A declaração é feita em meio a um cenário de intensificação das manifestações e tensões geopolíticas crescentes no Oriente Médio.
De acordo com informações da Reuters citadas pela CNN Brasil, Trump tem considerado opções de ações militares contra líderes iranianos com o objetivo de estimular manifestações internas no Irã.

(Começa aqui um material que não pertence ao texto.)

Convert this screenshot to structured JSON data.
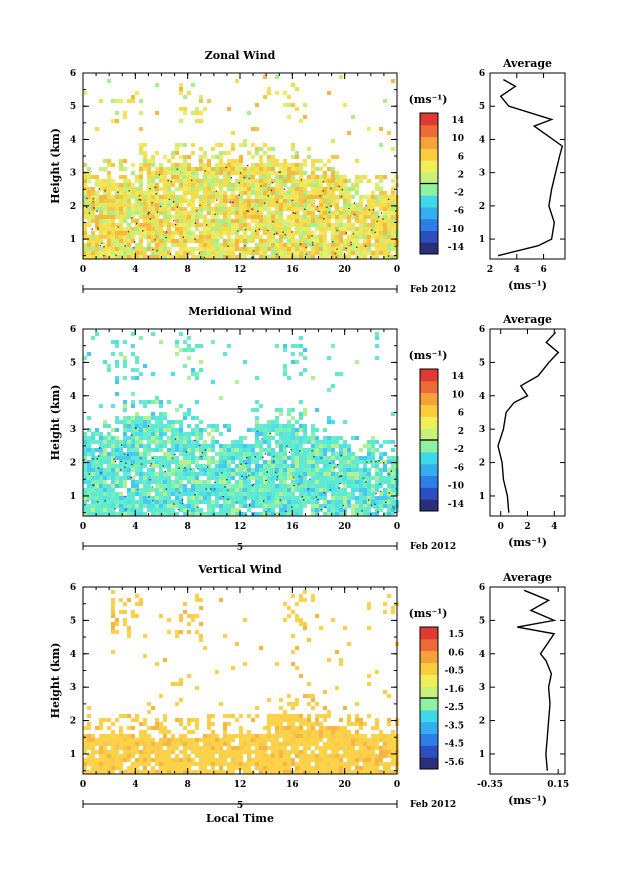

Autoridades de Israel e países árabes apontam, no entanto, que o uso exclusivo do poder aéreo não seria suficiente para derrubar o regime teocrático.
Segundo Pezeshkian, as ações externas contribuíram para acirrar as tensões no país e alimentar as revoltas populares que começaram no final de 2025. Fontes americanas familiarizadas com as discussões relataram que Trump buscava criar condições para uma “mudança de regime” após a repressão brutal que esmagou um movimento de protesto nacional no início do mês, resultando na morte de milhares de pessoas.
O presidente iraniano atribuiu a escalada da crise não apenas aos fatores internos, como a profunda insatisfação com a economia, mas também às pressões externas, incluindo o papel de Washington e Tel Aviv. As tensões entre Teerã e os aliados ocidentais se intensificaram nos últimos meses, com acusações mútuas e ameaças de retaliação em um cenário volátil.
A situação em torno do Irã continua marcada por movimentações diplomáticas e militares. Os Estados Unidos reforçaram sua presença naval na região, e discussões sobre possíveis respostas a ações iranianas seguem no radar de líderes globais, incluindo os europeus, que também enfrentam críticas de Teerã por seu papel percebido nas dinâmicas de protesto.
A repercussão das declarações de Pezeshkian deve influenciar ainda mais as relações entre o Irã e as potências ocidentais nos próximos meses.